ABSTRACT
In this study, we forecast the realized volatility (RV) of the Chinese stock market using the heterogeneous autoregressive (HAR) model and various extended models. To extract the volatility information from the G7 stock markets, we employ a newly proposed approach, the scaled principal component analysis (SPCA), to produce a diffusion index and extend the HAR benchmark (HAR-SPCA). To validate the effectiveness of the SPCA approach, we employ three other dimension reduction approaches, the kitchen sink model, and five popular forecast combinations to deal with multivariate information and make competing forecasts. The results suggest that the combined volatility information from the G7 stock markets significantly predicts Chinese stock market volatility. More importantly, the forecasts from the HAR-SPCA model are steadily more accurate than the benchmark and other competing models under various evaluation criteria. Finally, our results are persistent to various robustness checks and the evaluation of portfolio performance.
Acknowledgments
We are grateful to Paresh Narayan (the editor), a subject editor, and two anonymous referees for insightful comments that significantly improved the paper. This work is supported by the National Natural Science Foundation of China [72001110, 72001109, 72171139, and 71701118], the Fundamental Research Funds for the Central Universities [30919013232], the Research Fund for Young Teachers of School of Economics and Management, NJUST [JGQN2009].
Disclosure Statement
No potential conflict of interest was reported by the author(s).
Supplementary Material
Supplemental data for this article can be accessed on the publisher’s website
Notes
1. We are grateful to the Subject Editor for providing a valuable suggestion of analyzing whether the G7 markets possess higher predictive content than the BRIS (Brazil, Russia, India, and South Africa) markets. However, we cannot obtain the high-frequency data of South Africa and Russia. Nevertheless, we will conduct such empirical work in future research if we can obtain these data.
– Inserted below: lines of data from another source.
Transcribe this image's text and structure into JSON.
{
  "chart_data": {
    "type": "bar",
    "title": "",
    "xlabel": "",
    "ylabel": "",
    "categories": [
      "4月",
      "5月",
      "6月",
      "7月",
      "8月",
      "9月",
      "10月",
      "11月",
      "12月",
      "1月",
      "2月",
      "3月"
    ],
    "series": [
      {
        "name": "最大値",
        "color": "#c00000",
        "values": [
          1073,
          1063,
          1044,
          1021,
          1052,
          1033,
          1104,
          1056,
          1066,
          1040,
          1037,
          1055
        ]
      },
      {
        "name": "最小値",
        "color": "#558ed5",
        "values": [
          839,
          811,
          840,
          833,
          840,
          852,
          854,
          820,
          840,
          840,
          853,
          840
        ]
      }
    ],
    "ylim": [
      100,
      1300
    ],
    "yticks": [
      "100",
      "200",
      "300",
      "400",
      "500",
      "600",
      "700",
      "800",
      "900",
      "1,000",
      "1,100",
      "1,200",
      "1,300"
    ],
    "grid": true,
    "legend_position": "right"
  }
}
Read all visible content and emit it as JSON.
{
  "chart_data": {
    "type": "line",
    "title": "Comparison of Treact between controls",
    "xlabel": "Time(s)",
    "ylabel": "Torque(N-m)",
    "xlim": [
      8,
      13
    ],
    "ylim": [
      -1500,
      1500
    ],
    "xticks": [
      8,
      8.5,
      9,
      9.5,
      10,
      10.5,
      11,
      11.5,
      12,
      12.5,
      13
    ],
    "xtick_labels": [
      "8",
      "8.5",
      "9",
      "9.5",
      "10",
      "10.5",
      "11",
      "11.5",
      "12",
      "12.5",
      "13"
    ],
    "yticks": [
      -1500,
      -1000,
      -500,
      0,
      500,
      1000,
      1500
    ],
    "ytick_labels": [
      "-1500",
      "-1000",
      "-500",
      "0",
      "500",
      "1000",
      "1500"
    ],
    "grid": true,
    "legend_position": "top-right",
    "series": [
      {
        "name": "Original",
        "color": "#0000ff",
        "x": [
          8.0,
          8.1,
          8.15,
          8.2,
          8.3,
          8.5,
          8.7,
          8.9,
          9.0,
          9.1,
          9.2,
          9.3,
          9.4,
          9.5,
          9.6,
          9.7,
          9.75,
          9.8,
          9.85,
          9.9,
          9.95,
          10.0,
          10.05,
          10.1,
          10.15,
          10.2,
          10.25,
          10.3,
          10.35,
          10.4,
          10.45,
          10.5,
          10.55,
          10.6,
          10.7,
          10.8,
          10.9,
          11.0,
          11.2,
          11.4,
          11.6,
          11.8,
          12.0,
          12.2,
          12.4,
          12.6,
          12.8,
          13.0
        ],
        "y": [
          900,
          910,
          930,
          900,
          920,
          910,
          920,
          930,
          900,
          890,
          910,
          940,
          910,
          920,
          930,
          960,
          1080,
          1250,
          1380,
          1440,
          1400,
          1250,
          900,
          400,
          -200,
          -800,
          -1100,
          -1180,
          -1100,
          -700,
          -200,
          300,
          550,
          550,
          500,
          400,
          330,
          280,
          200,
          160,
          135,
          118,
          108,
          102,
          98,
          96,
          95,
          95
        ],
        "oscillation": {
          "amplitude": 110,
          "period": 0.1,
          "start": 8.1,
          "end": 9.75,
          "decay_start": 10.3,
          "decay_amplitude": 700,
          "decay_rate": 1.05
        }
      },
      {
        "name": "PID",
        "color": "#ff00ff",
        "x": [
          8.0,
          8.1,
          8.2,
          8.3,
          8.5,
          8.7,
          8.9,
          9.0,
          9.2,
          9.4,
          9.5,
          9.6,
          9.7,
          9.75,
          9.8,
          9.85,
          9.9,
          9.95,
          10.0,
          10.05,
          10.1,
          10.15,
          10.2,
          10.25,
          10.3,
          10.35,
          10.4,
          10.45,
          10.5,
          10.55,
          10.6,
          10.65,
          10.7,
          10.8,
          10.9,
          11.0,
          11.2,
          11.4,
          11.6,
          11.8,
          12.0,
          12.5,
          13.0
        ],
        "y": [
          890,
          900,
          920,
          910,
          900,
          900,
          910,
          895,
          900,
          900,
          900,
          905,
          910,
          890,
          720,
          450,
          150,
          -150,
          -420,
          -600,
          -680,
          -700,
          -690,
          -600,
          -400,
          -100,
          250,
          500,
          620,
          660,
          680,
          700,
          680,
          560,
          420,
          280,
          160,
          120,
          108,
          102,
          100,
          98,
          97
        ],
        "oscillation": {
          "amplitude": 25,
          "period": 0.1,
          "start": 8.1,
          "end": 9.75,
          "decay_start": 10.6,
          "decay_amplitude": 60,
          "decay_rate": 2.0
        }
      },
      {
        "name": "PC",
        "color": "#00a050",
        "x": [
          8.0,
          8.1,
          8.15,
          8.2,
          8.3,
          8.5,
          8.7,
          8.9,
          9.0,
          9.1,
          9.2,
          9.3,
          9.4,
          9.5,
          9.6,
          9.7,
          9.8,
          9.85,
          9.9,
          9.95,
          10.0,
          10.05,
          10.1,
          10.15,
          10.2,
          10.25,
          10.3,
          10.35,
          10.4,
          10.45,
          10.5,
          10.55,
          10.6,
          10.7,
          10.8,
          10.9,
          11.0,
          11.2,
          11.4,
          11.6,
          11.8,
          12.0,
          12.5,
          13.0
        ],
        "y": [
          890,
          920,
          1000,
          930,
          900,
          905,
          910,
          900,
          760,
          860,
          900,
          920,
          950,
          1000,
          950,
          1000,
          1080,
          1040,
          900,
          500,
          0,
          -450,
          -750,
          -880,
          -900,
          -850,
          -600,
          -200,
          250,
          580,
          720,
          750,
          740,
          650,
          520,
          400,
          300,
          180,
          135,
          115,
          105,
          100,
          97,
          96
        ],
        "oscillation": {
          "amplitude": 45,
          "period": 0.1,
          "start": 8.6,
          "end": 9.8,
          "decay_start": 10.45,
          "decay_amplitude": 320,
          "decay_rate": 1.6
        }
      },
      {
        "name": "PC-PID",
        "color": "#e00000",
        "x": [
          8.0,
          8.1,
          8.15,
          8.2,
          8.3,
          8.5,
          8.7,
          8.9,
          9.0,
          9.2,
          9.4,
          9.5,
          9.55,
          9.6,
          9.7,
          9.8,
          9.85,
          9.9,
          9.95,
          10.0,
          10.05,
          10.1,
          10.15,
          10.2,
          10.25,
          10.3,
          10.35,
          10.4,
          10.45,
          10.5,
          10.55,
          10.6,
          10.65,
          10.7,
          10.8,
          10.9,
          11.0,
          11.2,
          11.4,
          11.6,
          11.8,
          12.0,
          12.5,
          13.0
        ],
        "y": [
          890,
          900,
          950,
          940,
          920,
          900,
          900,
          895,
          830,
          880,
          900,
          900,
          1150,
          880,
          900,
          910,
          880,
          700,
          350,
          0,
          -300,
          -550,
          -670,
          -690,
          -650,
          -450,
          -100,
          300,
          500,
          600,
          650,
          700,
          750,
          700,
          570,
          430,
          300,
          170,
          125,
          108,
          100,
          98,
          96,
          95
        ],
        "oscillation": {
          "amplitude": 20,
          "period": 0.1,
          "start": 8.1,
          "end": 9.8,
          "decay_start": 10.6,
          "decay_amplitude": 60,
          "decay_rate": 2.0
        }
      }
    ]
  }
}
2. To save space, we provide the econometric specifications of other models in the Internet Appendix.
3. It is important to note that June 1, 2009 is the first day on which we can obtain the Italian stock market index.
4. The data are available at https://realized.oxford-man.ox.ac.uk/. The construction of the data does not suffer from look-ahead bias and thus we can use the data to make real-time forecasts.
5. We do not report in-sample estimation results for combination approaches because all these approaches are implemented based on out-of-sample forecasts generated from multiple individual models.
6. The sample split for constructing the in-sample estimation window and the out-of-sample forecasting window needs to be rational. The size of the in-sample window should be large enough for making accurate parameter estimation and volatility forecasts. However, the out-of-sample period should also be long enough for obtaining valid evaluation results. In the robustness checks, we further use the last 1500 observations to evaluate the predictive performance in avoiding contingency.
7. For each period, the construction of the four diffusion indices is based on the recursive in-sample observations in eliminating look-ahead bias.
8. All of the MCS p-values reported in this study are generated based on the range statistic. Similar results can be obtained when we use the semi-quadratic statistic. Thus, the results based on semi-quadratic statistic are omitted for brevity, but are available upon request. The evaluation results are consistent when we use the significance (confidence) level of 10% (90%).
9. Specific empirical results and their corresponding discussions are provided in the Internet Appendix because of space limitation.